Saturday, 19 November 2016 / Michigan Stadium
(№ 2) Michigan 20-10 Indiana
10-1, B1G 7-1
Through the first ten games of the 2016 campaign, the valiant Wolverines boasted a formidable offense, putting up points in bunches that few had thought possible before the season began; even considering Coach Harbaugh's nigh-legendary quarterback-development skills, no one quite saw the joyous, point-a-minute days of September & October coming. Under Coach Kevin Wilson, the wily Hoosiers of Indiana had become a respectable football club, following the Rich Rod pattern of pairing a prolific offense with a purely hypothetical defense. Concentrating all efforts on playing just one of the three phases of football had not worked out so well for Rodriquez at Michigan & it had produced only middling results for Wilson at Indiana.

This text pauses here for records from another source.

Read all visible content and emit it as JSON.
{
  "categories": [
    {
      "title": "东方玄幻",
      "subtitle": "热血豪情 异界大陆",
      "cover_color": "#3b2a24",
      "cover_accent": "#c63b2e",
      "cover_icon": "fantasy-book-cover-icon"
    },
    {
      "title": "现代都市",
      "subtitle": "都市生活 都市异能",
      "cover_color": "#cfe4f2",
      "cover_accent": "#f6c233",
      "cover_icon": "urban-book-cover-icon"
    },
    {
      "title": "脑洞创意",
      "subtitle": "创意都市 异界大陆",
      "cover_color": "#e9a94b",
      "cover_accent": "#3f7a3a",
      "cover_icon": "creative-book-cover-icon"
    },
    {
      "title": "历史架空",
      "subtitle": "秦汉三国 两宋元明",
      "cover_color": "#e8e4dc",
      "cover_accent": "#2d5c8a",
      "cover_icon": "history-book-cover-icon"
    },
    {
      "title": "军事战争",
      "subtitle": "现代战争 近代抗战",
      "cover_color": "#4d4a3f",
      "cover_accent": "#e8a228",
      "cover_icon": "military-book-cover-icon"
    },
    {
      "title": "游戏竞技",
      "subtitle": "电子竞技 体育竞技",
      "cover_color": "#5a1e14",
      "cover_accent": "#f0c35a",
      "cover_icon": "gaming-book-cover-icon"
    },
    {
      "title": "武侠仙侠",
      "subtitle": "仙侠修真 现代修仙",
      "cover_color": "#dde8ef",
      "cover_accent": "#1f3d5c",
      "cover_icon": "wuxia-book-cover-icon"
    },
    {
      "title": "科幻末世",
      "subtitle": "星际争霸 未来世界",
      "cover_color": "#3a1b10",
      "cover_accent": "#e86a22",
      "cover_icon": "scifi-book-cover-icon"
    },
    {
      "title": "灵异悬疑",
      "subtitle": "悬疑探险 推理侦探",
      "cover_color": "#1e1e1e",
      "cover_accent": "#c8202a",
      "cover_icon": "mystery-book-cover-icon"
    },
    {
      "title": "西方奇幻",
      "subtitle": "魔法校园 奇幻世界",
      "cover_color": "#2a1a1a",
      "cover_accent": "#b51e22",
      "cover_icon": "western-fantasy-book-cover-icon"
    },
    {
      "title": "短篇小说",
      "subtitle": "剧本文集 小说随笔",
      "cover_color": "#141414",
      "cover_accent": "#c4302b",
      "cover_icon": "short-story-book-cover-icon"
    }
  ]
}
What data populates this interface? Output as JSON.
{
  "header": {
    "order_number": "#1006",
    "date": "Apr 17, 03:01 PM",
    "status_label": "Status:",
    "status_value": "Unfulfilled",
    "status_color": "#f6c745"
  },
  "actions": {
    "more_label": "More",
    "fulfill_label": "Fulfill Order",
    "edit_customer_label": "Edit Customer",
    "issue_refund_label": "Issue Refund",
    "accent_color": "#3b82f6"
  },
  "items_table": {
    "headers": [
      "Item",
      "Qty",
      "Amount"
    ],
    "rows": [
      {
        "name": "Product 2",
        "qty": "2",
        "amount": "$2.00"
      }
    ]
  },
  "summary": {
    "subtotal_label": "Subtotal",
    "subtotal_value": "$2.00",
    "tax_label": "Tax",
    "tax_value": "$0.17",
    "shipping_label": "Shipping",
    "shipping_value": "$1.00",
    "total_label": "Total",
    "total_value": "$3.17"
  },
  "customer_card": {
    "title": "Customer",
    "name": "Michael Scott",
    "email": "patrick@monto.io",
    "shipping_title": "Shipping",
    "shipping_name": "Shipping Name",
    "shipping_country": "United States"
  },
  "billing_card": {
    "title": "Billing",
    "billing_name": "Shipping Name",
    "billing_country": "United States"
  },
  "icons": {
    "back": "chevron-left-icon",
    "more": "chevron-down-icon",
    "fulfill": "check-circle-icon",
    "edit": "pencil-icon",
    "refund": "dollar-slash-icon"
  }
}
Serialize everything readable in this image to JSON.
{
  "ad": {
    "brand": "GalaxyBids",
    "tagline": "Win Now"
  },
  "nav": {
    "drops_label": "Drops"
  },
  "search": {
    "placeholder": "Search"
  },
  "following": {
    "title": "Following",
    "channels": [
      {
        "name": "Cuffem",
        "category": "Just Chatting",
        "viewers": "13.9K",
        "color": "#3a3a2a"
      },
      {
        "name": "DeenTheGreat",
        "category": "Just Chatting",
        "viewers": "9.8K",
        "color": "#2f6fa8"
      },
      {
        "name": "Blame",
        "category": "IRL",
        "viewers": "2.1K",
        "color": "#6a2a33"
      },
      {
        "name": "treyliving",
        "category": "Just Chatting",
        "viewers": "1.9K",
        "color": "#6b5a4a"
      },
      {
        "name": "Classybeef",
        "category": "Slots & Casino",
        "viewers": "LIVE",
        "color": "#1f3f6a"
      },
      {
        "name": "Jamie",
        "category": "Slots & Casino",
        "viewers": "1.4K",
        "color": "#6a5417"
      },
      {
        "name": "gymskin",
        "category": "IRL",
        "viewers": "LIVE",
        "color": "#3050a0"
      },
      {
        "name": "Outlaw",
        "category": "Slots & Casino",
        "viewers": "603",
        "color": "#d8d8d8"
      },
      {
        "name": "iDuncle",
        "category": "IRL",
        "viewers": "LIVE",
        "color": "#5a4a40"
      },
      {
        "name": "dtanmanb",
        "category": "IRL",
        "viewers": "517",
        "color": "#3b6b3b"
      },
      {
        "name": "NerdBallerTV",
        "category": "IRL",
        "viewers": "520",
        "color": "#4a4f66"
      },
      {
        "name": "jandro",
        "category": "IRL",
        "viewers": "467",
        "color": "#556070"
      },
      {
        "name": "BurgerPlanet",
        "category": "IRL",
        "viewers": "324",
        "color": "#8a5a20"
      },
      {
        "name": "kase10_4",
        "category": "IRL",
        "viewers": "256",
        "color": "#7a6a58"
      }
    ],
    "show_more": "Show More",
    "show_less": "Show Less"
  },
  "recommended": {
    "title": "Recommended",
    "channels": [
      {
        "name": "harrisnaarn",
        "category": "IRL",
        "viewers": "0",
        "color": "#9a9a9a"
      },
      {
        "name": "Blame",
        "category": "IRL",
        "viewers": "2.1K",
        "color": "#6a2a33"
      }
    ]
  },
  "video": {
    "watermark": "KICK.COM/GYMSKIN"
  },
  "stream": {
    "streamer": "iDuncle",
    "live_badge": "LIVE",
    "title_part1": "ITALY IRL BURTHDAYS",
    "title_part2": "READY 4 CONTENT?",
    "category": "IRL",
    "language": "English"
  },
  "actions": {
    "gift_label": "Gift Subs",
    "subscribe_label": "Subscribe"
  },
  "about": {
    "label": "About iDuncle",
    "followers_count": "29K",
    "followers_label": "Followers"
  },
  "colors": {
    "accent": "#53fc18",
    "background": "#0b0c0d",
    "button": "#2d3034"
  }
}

However, with the haplessness of Indiana football over the years, "middling" was a substantial improvement. The 2015 Michigan-Indiana game had gone into double overtime time, before the valiant Wolverines emerged as 48-41 victors. Many signs pointed to a similar shootout in 2016.
Quite the opposite occurred, as wintery weather descended on Ann Arbor, the swirling winds & precipitation reducing the contest to a defensive struggle. The advantage then lay with the valiant Wolverines' brutally efficient defense, Uncle Don's Murder Machine; predictable, the wily Hoosiers were held to just seven points in the first half. Unfortunately for Michigan, the adverse weather coincided with Houston transfer John O'Korn's first start wearing the famous maize-&-blue winged helmet, substituting for Wilton Speight, who had had more than just his pride hurt in the dispiriting loss at Iowa the previous week. Indiana may have only scored seven points in the first half, but Michigan managed only three, to trail at halftime on Senior Day in the "Big House."
The valiant Wolverines' offense came alive in the third quarter, churning out yards on the ground from both workhorse running back De'Veon Smith & scrambling quarterback O'Korn. Michigan outscored Indiana seventeen to three in the third to seal the victory. Snow started falling in the fourth quarter, rendering both offenses even more one-dimensional than before, & neither club scored in the final fifteen minutes. Near the end of the game, with the valiant Wolverines holding onto a seemingly unassailable ten-point lead, the Michigan cheerleaders ran into the field turn stoppages of play & made snow angels. It was the most fun anyone had all afternoon, a joy to behold from home & a delight, I am sure, for all involved at the Big House. Everyone, that it, except for the Indiana faithful.
Next: The Game, the valiant Wolverines of the University of Michigan @ the hated Buckeyes of THE Ohio State University.
The putrid pundits at the Entertainment, Sports, & Programming Network (never forget that at E.S.P.N., in their very name, entertainment comes before sports) bleated on about College Football Playoff implications & whatnot, but if you have to think about that stuff to understand the significance of The Game, then quite simply you'll never understand The Game. Nothing else matters, nothing else is of even trifling importance.
Go Blue!
Post Script: Indiana finished the regular season 6-6, which is none too shabby for Indiana, especially since the wily Hoosiers earned their second consecutive bowl bid, something that had not happened at Indiana in many moons. Before the 2016 season, Coach Wilson had gone out & hired a credible defensive coordinator, Tom Allen, addressing Indiana's most significant weakness; the wily Hoosiers's defense improved dramatically in 2016. The future looked bright, so bright that Wilson signed a multi-year, multi-million-dollar contract extension to stay in Bloomington through the year 2021. Days after the regular-season finale, a trouncing of the wily Hoosiers' in-state rivals, the ill-starred Boilermakers of Purdue, Wilson abruptly resigned amid opaque public statements about "philosophical differences" between the head football coach & the university athletic director, including murky allegations of mistreating players, including injured players. Indiana's defensive coordinator, Allen, was named the new head coach, while Wilson was signed as offensive coordinator at Ohio State. Given the offensive prowess Indiana evinced during Wilson's tenure, even without the caliber of personnel available in Columbus, that augurs nothing good for the Wolverine Nation.